Aptheker, now a Distinguished Professor at UC Santa Cruz, returned to the UCB campus on February 15, at the invitation of Brooke Lorber who teaches in Gender and Women’s Studies. Aptheker is the author of a scintillating new book titled "Communists in the Closet: Queering the History 1930s-1990s"—a history of US activists who were banned from the party for decades owing to their "non-conforming" sexual identities.
"The instructor is doing a class on interpreting queer history and so invited me to give a talk," Aptheker texted friends, "and she opened it up to anyone who wants to come."
The invitation was well received: Room 126 in the Social Sciences building was packed with 70-75 people listening and applauding Aptheker's colorful observations.
At one point, Aptheker mentioned discovering that her politics had gifted her with "my own personal FBI agent." The agent was named Don Jones and he spent a good part of his time shadowing and harassing Aptheker.
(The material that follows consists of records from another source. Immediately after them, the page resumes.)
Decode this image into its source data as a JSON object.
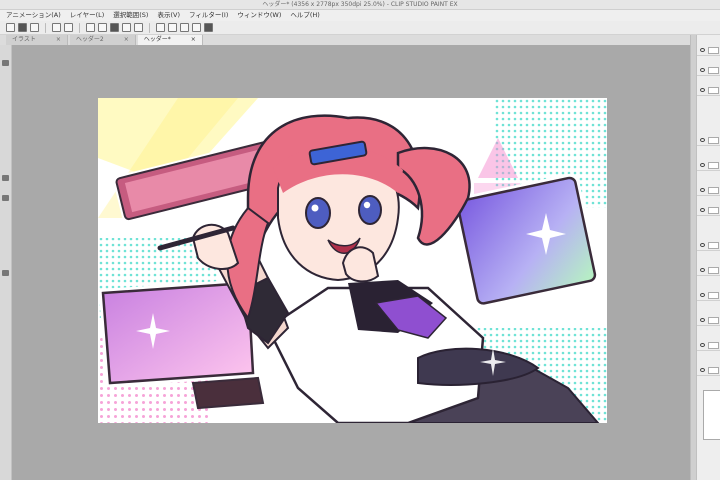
{
  "window": {
    "title": "ヘッダー* (4356 x 2778px 350dpi 25.0%) - CLIP STUDIO PAINT EX"
  },
  "menu": [
    "アニメーション(A)",
    "レイヤー(L)",
    "選択範囲(S)",
    "表示(V)",
    "フィルター(I)",
    "ウィンドウ(W)",
    "ヘルプ(H)"
  ],
  "tabs": [
    {
      "label": "イラスト"
    },
    {
      "label": "ヘッダー2"
    },
    {
      "label": "ヘッダー*"
    }
  ],
  "icons": [
    "file-new-icon",
    "open-icon",
    "save-icon",
    "undo-icon",
    "redo-icon",
    "select-icon",
    "transform-icon",
    "fill-icon",
    "ruler-icon",
    "grid-icon"
  ],
  "colors": {
    "accent": "#e87a86",
    "canvas": "#ffffff",
    "workspace": "#a9a9a9"
  }
}
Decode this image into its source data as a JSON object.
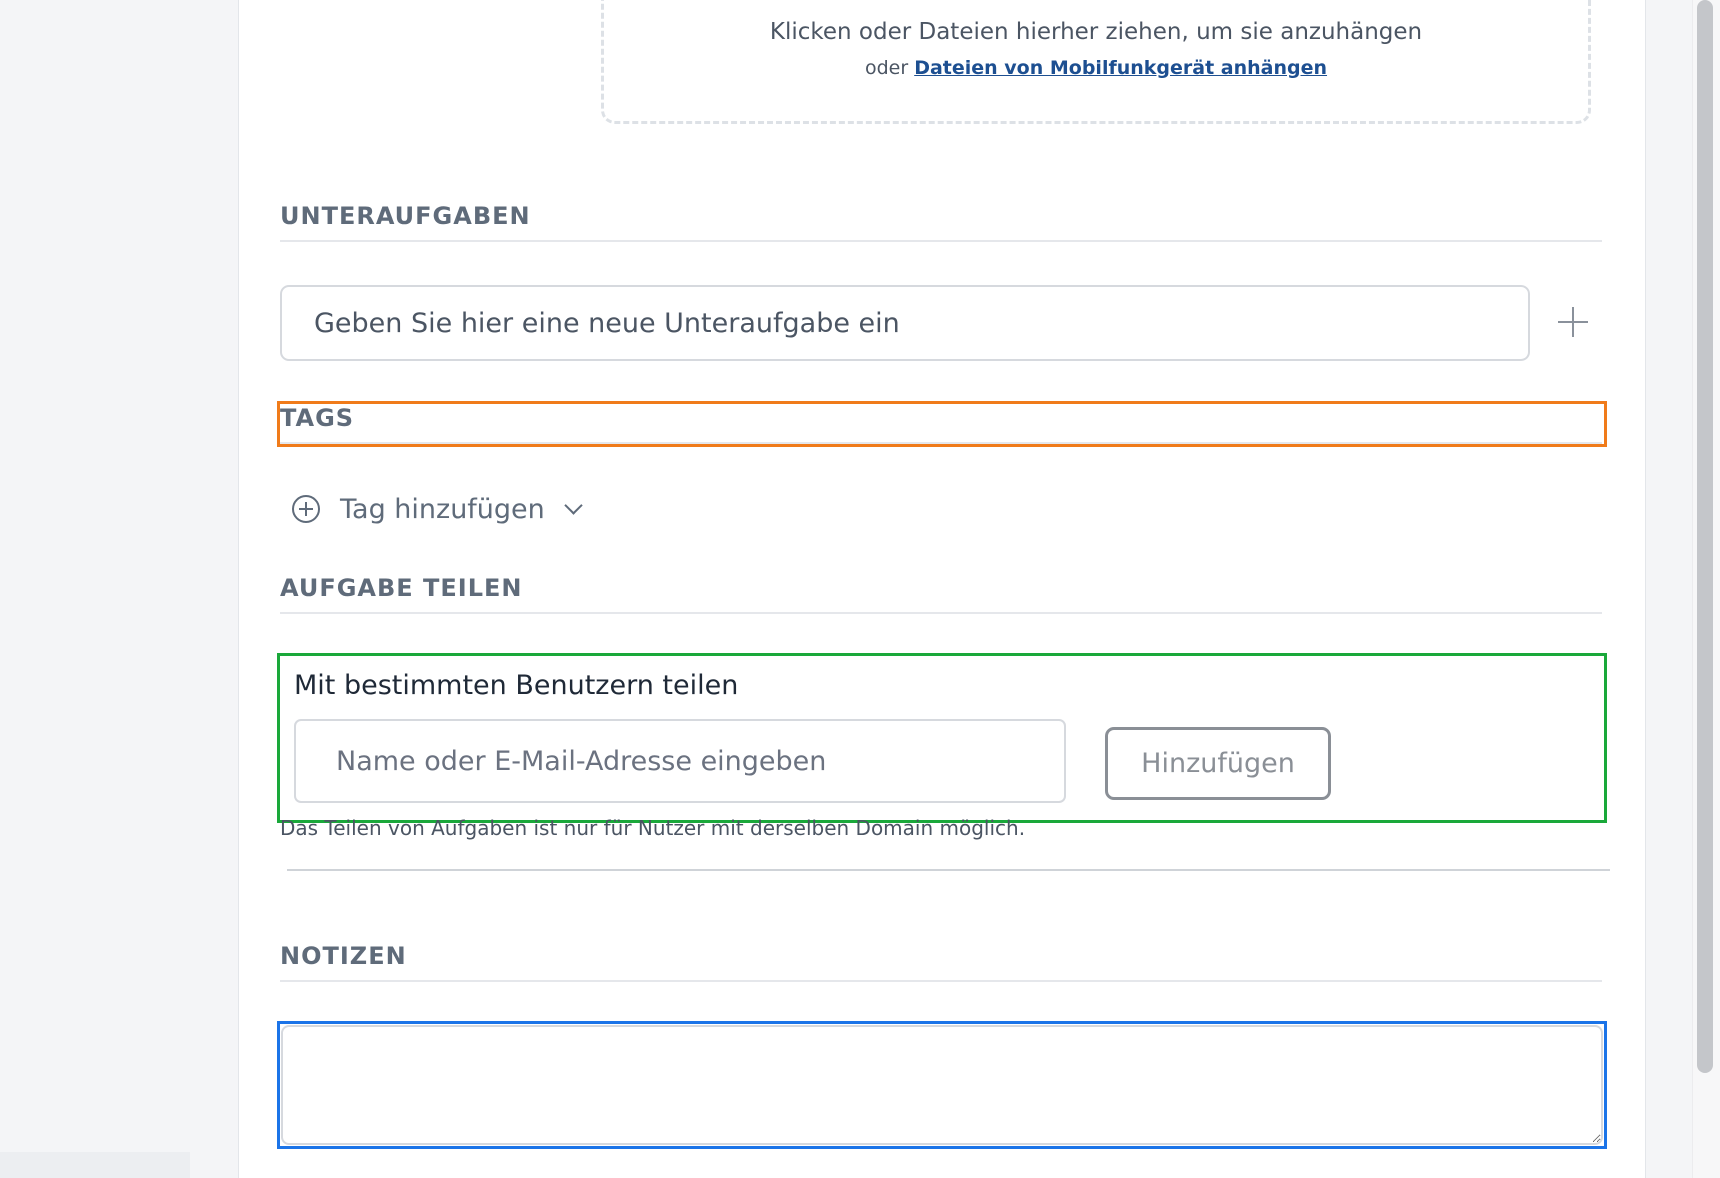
{
  "dropzone": {
    "main_text": "Klicken oder Dateien hierher ziehen, um sie anzuhängen",
    "sub_prefix": "oder",
    "sub_link": "Dateien von Mobilfunkgerät anhängen"
  },
  "subtasks": {
    "heading": "UNTERAUFGABEN",
    "input_placeholder": "Geben Sie hier eine neue Unteraufgabe ein",
    "add_icon": "plus-icon"
  },
  "tags": {
    "heading": "TAGS",
    "add_label": "Tag hinzufügen",
    "add_icon": "plus-circle-icon",
    "dropdown_icon": "chevron-down-icon"
  },
  "share": {
    "heading": "AUFGABE TEILEN",
    "label": "Mit bestimmten Benutzern teilen",
    "input_placeholder": "Name oder E-Mail-Adresse eingeben",
    "button_label": "Hinzufügen",
    "hint": "Das Teilen von Aufgaben ist nur für Nutzer mit derselben Domain möglich."
  },
  "notes": {
    "heading": "NOTIZEN",
    "value": ""
  },
  "colors": {
    "link": "#1d4f91",
    "highlight_orange": "#f07b1a",
    "highlight_green": "#1aa83a",
    "highlight_blue": "#1b74e8",
    "heading_text": "#5f6b7a"
  }
}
On one occasion, when she was addressing a crowd of students in front of Sproul Hall, a fellow activist spotted Jones in the back of the crowd and whispered the news to Aptheker who interrupted her speech to announce: "We have a special guest in the audience. I'd like to introduce my own personal FBI agent, Don Jones." The fellow activist (who had by now taken up a position next to Jones) raised his hand and pointed to the flummoxed Fed, who left in a huff and a hurry.